109-year-old Potter Valley Project the controversial link between Russian and Eel rivers

The future of the century-old powerhouse, shadowed by a bigger dispute over North Coast water, will be determined by a relicensing process initiated last week.|

About 80 feet behind the PG&E hydropower plant in Potter Valley, gray-green silt-laden water from the Eel River passes through a steel gate and is invisibly transformed.

It has become part of the Russian River, which provides water for more than 600,000 people from Redwood Valley to northern Marin County.

“Once it passes the gate, it’s river. We have no more use for it,” said Mike Evans, an operator at the Potter Valley Powerhouse, which has been generating electricity since 1908.

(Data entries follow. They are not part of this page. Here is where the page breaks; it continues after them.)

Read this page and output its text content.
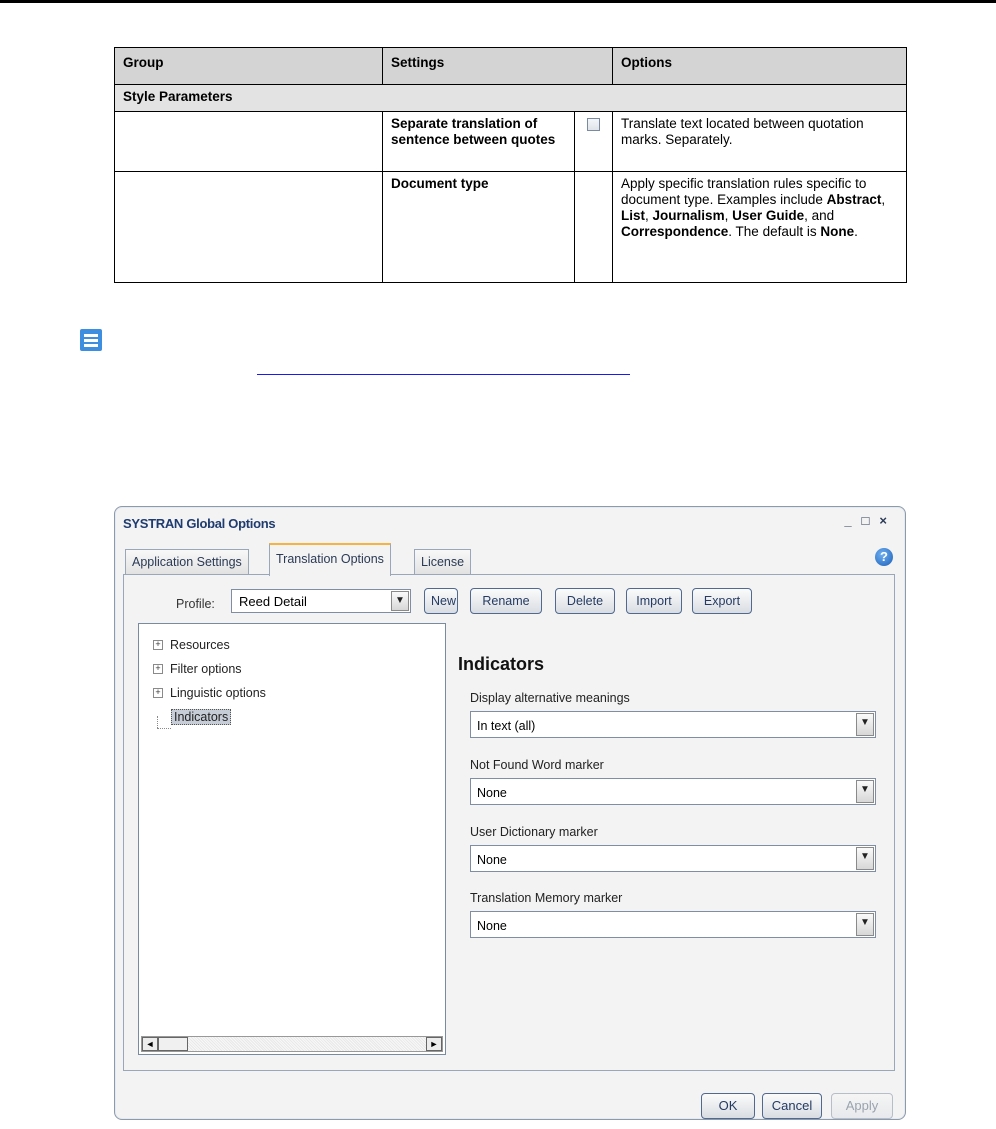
Group	Settings		Options
Style Parameters			
	Separate translation of sentence between quotes		Translate text located between quotation marks. Separately.
	Document type		Apply specific translation rules specific to document type. Examples include Abstract, List, Journalism, User Guide, and Correspondence. The default is None.
SYSTRAN Global Options	_ □ ×
Application Settings	Translation Options	License	?
Profile: Reed Detail	▼	New	Rename	Delete	Import	Export
+ Resources
+ Filter options
+ Linguistic options
Indicators
◄	►
Indicators
Display alternative meanings
In text (all)	▼
Not Found Word marker
None	▼
User Dictionary marker
None	▼
Translation Memory marker
None	▼
OK	Cancel	Apply
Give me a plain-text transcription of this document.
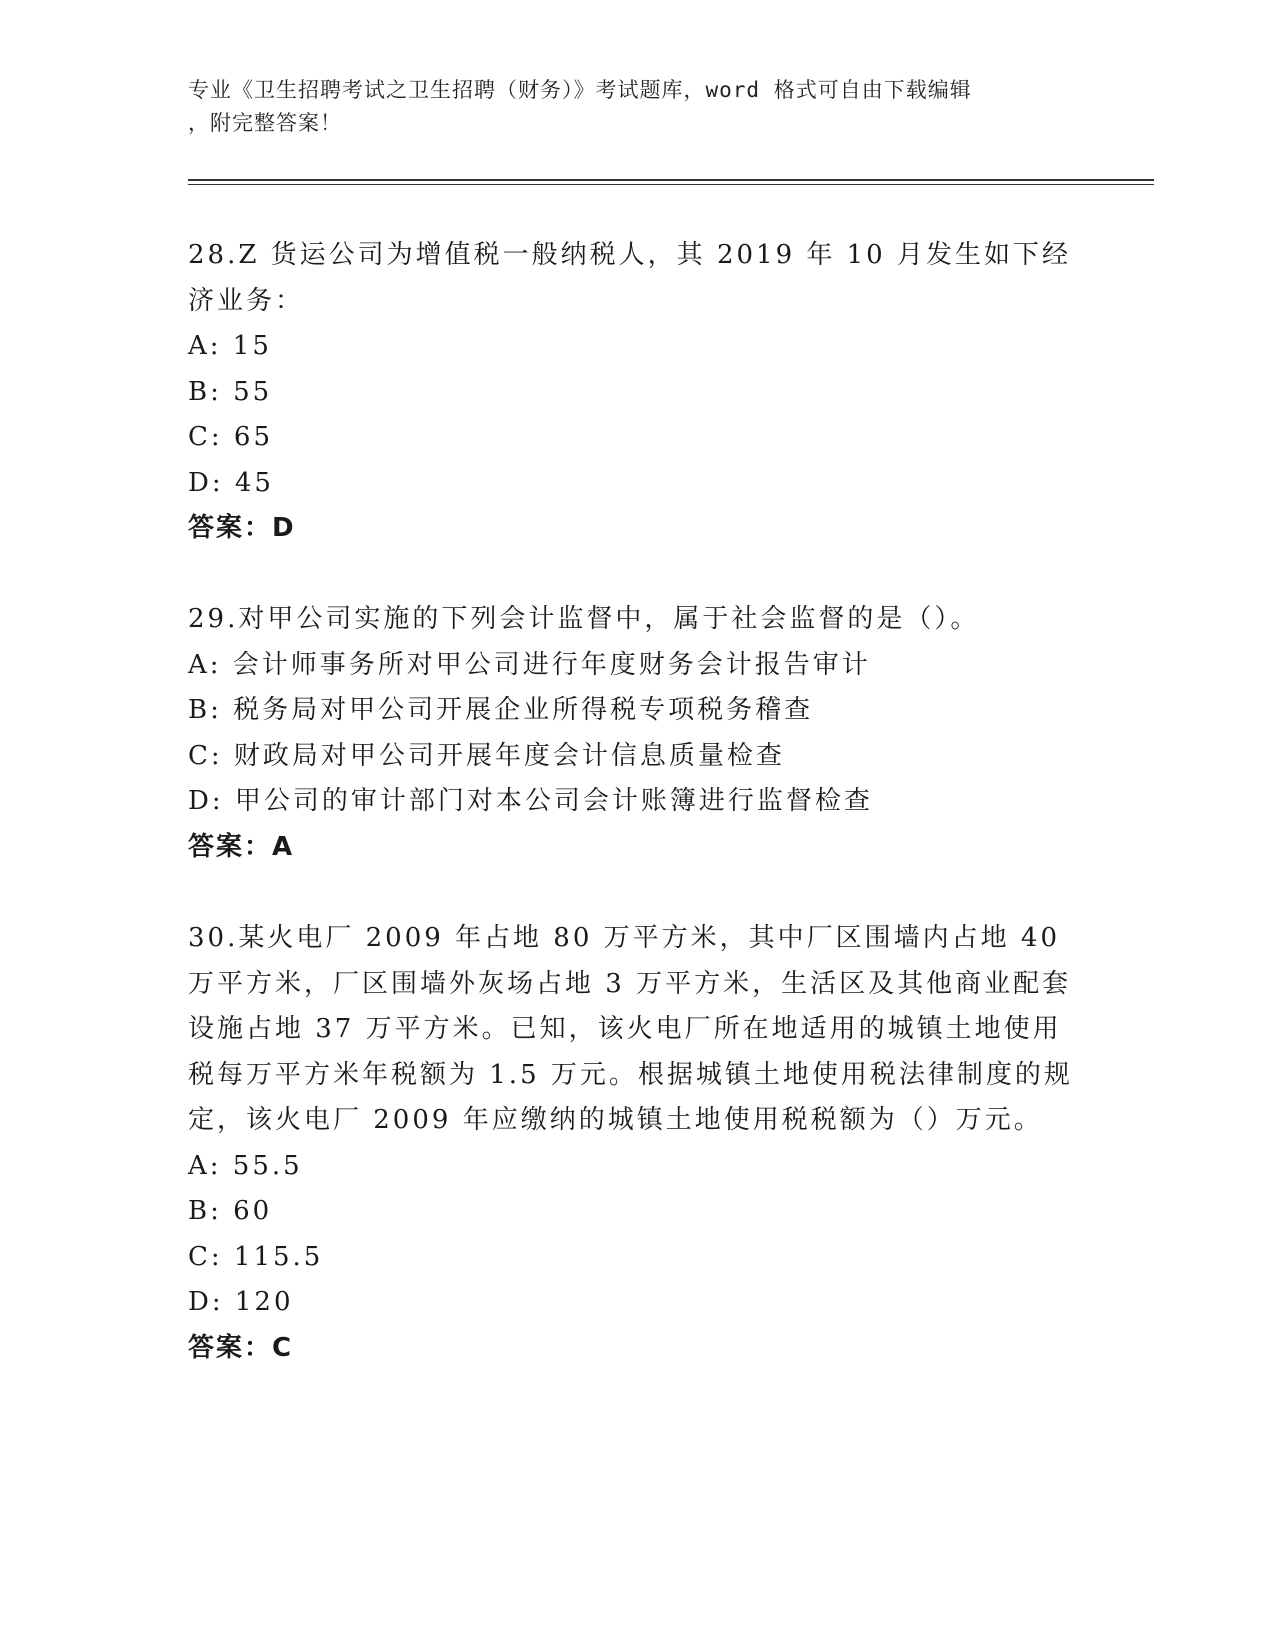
专业《卫生招聘考试之卫生招聘（财务）》考试题库，word 格式可自由下载编辑

，附完整答案！

28.Z 货运公司为增值税一般纳税人，其 2019 年 10 月发生如下经济业务：

A: 15

B: 55

C: 65

D: 45

答案：D

29.对甲公司实施的下列会计监督中，属于社会监督的是（）。

A: 会计师事务所对甲公司进行年度财务会计报告审计

B: 税务局对甲公司开展企业所得税专项税务稽查

C: 财政局对甲公司开展年度会计信息质量检查

D: 甲公司的审计部门对本公司会计账簿进行监督检查

答案：A

30.某火电厂 2009 年占地 80 万平方米，其中厂区围墙内占地 40 万平方米，厂区围墙外灰场占地 3 万平方米，生活区及其他商业配套设施占地 37 万平方米。已知，该火电厂所在地适用的城镇土地使用税每万平方米年税额为 1.5 万元。根据城镇土地使用税法律制度的规定，该火电厂 2009 年应缴纳的城镇土地使用税税额为（）万元。

A: 55.5

B: 60

C: 115.5

D: 120

答案：C
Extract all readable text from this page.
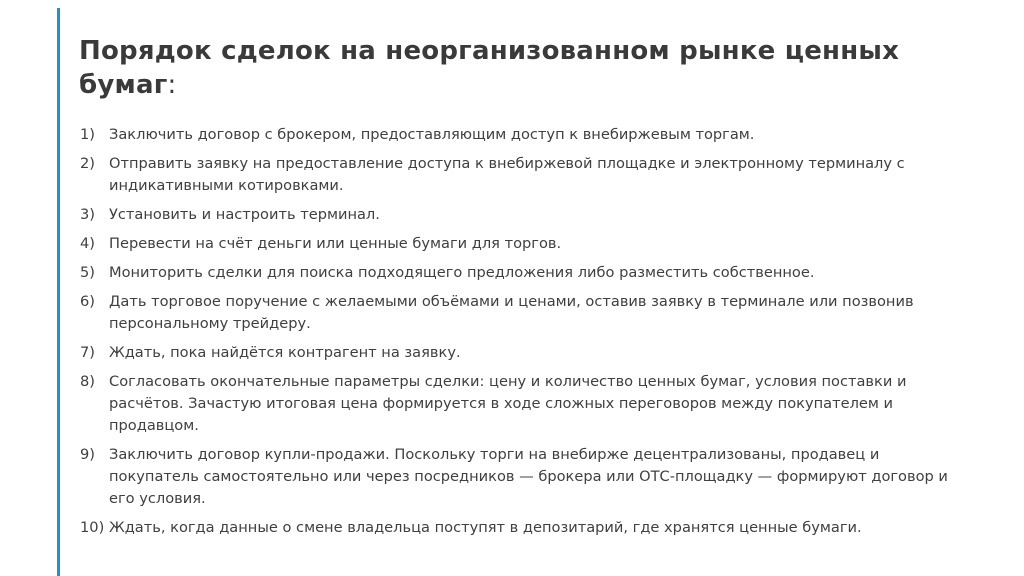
Порядок сделок на неорганизованном рынке ценных бумаг:
1) Заключить договор с брокером, предоставляющим доступ к внебиржевым торгам.
2) Отправить заявку на предоставление доступа к внебиржевой площадке и электронному терминалу с индикативными котировками.
3) Установить и настроить терминал.
4) Перевести на счёт деньги или ценные бумаги для торгов.
5) Мониторить сделки для поиска подходящего предложения либо разместить собственное.
6) Дать торговое поручение с желаемыми объёмами и ценами, оставив заявку в терминале или позвонив персональному трейдеру.
7) Ждать, пока найдётся контрагент на заявку.
8) Согласовать окончательные параметры сделки: цену и количество ценных бумаг, условия поставки и расчётов. Зачастую итоговая цена формируется в ходе сложных переговоров между покупателем и продавцом.
9) Заключить договор купли-продажи. Поскольку торги на внебирже децентрализованы, продавец и покупатель самостоятельно или через посредников — брокера или ОТС-площадку — формируют договор и его условия.
10) Ждать, когда данные о смене владельца поступят в депозитарий, где хранятся ценные бумаги.
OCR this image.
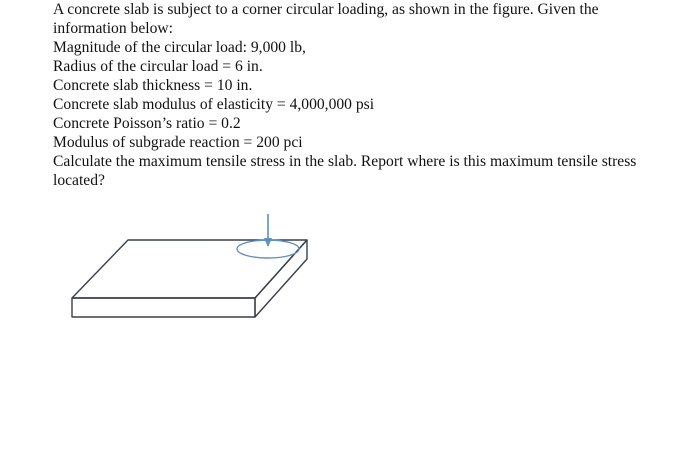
A concrete slab is subject to a corner circular loading, as shown in the figure. Given the information below:

Magnitude of the circular load: 9,000 lb,

Radius of the circular load = 6 in.

Concrete slab thickness = 10 in.

Concrete slab modulus of elasticity = 4,000,000 psi

Concrete Poisson’s ratio = 0.2

Modulus of subgrade reaction = 200 pci

Calculate the maximum tensile stress in the slab. Report where is this maximum tensile stress located?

The future of the powerhouse, a 5,000-square-foot no-frills industrial building that houses three generators, will be determined by a relicensing process initiated last week under Federal Energy Regulatory Commission protocols.

It will take at least five years to conclude the relicensing, which includes the possibility that the Potter Valley Project - the powerhouse, two dams on the Eel River and a system of tunnels and pipes delivering water through a mountain, purchased by PG&E in 1930 - will be decommissioned.

Critics say the project should be shut down, and the annual diversion of 70,000-acre-feet of Eel River water ended, to improve conditions for the river’s imperiled salmon and steelhead. An acre foot is about 326,000 gallons, or enough water to flood a football field 1-foot deep.

Sonoma County water managers and Mendocino County ranchers and officials insist the inter-river water transfer is crucial to the wellbeing of people and threatened fish in the Russian River watershed.

There are also questions about the powerhouse, tucked into the north end of Potter Valley on a dead-end road.

David Keller of Petaluma, a leader of Friends of the Eel, a group that advocates decommissioning, said the powerhouse, rated at 9.2 megawatts - enough to power about 7,000 homes - often runs below capacity. The plant is inefficient, expensive to operate and could be replaced by wind or solar power facilities.

The plant’s real value, he said, is conveying the 70,000-acre-feet of water diverted from the Eel each year and delivered to users in Mendocino, Sonoma and Marin counties who “never paid a dime for it.”

The only water payments PG&E receives are from ranchers in Potter Valley who use a portion of the diverted water to irrigate their land.

The plant’s 9.2-megawatt capacity amounts to 0.1 percent of PG&E’s 7,689-megawatt power production.

“The numbers speak for themselves,” said David Moller, a director in PG&E’s power generation department, when asked if the Potter Valley Project produced a negligible amount of electricity.

The utility’s portfolio includes many clean power projects - solar, wind and biomass - of equivalent size or smaller. “They all add up,” he said.

Water drawn from the Eel at Van Arsdale Reservoir, located over a ridge a short drive from the powerhouse, runs through a mile-long tunnel drilled through bedrock, and then a series of pipes for about 1,800 feet - all nearly level.

For the final 1,800 feet, the water falls nearly 500 feet through a pair of penstocks, building up pressure to spin the three generators, which date back to the 1930s.

When it leaves through three concrete tail races, the water soon becomes the Russian River’s East Fork.